“If you close your eyes and pretend there’s no mountains or sea, it’s a tragedy.”
–Lauro Cavalcanti, Paço Imperial museum director and architect, in O Globo Jan. 29, 2011
O Globo‘s culture section, the Segundo Caderno, ran a cover story today (not online) in which Rio’s top architects conclude that nothing of architectural interest has happened in Rio de Janeiro since at least the 1950s. This might be about to change.
“In the hypothetical situation of a foreign friend visiting Rio, what representative architecture would you recommend?” asks the piece, going on to name the Palácio Gustavo Capanema, the Museum of Modern Art, the Edifício Biarritz, Cinelândia and Praça XV. All were built before 1960.
The architects interviewed make the following points:
- There’s no discussion in Rio about what is beautiful
- In the 1980s and 90s Brazil lost touch with what was going on in architecture worldwide
- Rio has given priority to the mechanical, to machines, and needs to focus more on human thought
- City hall has an important role to play
- Architects must organize, and university architecture departments should help people to rethink the city
Rio entered a long period of decline when the Brazilian capital moved to Brasília in 1960. It’s no coincidence that beauty was sidelined in the 80s and 90s, when the city became so dangerous to move around in that tourism fell off and cariocas retreated more and more to their own neighborhoods and homes. Fearing kidnapping, stray bullets, and robberies, schools even did away with student field trips. This has begun to change now, as the state government takes back territory from drug traffickers, setting up police pacification units, or UPPs. Crime has fallen significantly. This past week governor Sérgio Cabral announced that the next UPP, Rio’s 14th, will go to the Morro São Carlos favela, in the north zone. The civil police and the military police elite squad, BOPE, are already occupying the area.
The city has great architectural and urban potential, according to the president of the Rio chapter of the Brazilian Architects’ Institute (IAB), Sérgio Magalhães.
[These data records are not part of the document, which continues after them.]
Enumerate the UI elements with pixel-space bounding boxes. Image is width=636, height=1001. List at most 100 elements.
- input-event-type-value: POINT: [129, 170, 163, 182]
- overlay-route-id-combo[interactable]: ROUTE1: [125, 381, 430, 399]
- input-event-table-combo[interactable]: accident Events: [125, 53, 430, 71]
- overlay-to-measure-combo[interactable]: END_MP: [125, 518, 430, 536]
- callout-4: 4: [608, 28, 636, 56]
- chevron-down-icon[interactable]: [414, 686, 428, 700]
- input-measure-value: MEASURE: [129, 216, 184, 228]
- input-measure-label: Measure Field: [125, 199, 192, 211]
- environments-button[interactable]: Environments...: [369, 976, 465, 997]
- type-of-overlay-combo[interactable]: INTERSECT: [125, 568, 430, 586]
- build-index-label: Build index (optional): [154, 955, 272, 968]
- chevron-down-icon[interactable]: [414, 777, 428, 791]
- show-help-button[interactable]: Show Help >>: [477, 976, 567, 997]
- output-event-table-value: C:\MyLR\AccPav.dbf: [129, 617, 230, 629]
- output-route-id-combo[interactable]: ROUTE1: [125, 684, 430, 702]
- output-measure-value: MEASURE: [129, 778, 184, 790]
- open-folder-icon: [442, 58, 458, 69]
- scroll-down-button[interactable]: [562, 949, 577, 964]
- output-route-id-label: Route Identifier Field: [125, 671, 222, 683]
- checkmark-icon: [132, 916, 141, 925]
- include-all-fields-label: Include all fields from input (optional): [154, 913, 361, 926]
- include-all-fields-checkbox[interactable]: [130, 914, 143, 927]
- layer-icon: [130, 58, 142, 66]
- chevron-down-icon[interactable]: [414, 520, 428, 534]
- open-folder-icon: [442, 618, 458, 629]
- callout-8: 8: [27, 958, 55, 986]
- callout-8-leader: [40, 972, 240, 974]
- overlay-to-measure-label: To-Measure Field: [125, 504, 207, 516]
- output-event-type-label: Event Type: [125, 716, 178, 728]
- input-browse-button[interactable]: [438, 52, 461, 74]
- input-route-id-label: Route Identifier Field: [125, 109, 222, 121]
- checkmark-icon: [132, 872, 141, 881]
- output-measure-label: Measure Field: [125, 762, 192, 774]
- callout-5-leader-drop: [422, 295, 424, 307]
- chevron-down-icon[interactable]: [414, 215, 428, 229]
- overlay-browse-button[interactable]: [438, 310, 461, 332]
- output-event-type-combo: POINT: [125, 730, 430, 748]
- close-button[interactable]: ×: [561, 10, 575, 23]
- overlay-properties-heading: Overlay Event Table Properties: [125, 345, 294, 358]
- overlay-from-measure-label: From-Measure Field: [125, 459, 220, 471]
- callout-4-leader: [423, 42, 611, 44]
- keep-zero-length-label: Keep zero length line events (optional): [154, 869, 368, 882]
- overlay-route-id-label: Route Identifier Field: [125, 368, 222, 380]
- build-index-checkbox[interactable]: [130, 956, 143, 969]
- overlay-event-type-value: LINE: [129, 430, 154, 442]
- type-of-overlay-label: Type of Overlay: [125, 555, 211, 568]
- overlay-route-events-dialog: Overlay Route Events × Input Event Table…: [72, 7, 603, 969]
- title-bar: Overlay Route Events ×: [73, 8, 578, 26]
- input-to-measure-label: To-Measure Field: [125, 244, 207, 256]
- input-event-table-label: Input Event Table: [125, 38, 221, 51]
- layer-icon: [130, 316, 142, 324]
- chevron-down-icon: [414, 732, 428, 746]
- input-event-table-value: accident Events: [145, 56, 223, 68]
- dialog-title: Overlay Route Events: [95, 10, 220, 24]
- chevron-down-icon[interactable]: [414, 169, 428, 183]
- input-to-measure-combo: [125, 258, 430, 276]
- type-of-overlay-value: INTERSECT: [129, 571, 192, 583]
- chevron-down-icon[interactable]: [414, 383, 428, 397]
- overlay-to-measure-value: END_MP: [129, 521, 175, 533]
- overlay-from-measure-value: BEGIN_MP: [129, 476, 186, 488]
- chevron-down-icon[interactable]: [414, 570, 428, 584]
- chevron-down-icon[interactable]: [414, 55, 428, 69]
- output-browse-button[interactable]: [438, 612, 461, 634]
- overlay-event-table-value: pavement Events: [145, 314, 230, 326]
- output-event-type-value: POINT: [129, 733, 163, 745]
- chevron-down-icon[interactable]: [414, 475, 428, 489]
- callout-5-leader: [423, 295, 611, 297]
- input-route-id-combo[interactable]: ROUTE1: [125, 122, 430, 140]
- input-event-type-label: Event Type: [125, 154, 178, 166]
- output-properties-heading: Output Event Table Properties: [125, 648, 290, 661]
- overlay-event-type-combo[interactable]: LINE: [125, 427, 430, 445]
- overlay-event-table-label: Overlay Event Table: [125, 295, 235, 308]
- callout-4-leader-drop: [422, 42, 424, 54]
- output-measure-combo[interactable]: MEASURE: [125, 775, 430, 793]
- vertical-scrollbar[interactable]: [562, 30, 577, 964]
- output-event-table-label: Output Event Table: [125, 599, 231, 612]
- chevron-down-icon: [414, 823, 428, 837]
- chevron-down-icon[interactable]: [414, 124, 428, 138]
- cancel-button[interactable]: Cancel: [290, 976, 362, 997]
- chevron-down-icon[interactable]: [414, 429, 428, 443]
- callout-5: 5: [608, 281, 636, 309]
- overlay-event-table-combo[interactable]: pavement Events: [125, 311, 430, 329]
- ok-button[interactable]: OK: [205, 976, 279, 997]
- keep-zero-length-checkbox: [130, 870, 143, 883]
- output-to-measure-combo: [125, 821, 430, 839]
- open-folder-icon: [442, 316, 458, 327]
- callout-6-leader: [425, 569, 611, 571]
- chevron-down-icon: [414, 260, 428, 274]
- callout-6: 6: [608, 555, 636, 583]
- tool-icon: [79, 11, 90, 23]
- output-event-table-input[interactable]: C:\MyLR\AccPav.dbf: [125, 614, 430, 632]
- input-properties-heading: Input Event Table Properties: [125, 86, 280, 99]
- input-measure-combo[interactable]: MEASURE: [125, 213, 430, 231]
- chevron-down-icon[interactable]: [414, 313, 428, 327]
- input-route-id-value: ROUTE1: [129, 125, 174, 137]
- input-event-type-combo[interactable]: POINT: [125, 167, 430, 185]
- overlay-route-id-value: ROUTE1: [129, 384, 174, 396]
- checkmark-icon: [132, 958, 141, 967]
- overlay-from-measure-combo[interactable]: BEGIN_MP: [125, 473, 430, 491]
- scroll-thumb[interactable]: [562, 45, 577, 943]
He says this is because Rio draws on a multiplicity of spaces, encouraging differences that bump up against each other, enriching culture. In conjunction with city hall, last year the IAB organized a groundbreaking contest to select 40 projects to help integrate Rio’s favelas with the rest of the city, the Morar Carioca (Carioca way of life) program. On Jan. 28 a ceremony was held to formally recognize the 40 projects, which begin work in March and will focus on bringing 216 of Rio’s 1000-plus favelas up to standard code, in areas close to Olympic installations and activities. According to O Globo, this second phase of Morar Carioca will benefit 312,000 people.
“[Morar Carioca is] Brazil’s first contribution to world contemporary architecture, ” Magalhães told O Globo. Here are the selected projects.
Another IAB-organized contest is now underway for the Porto Olímpico (Olympic port) program, which will select the best architectural and city planning project for the Olympic installations and vicinity, in Rio’s port area. These include the press and referees’ villages, a hotel and a convention center.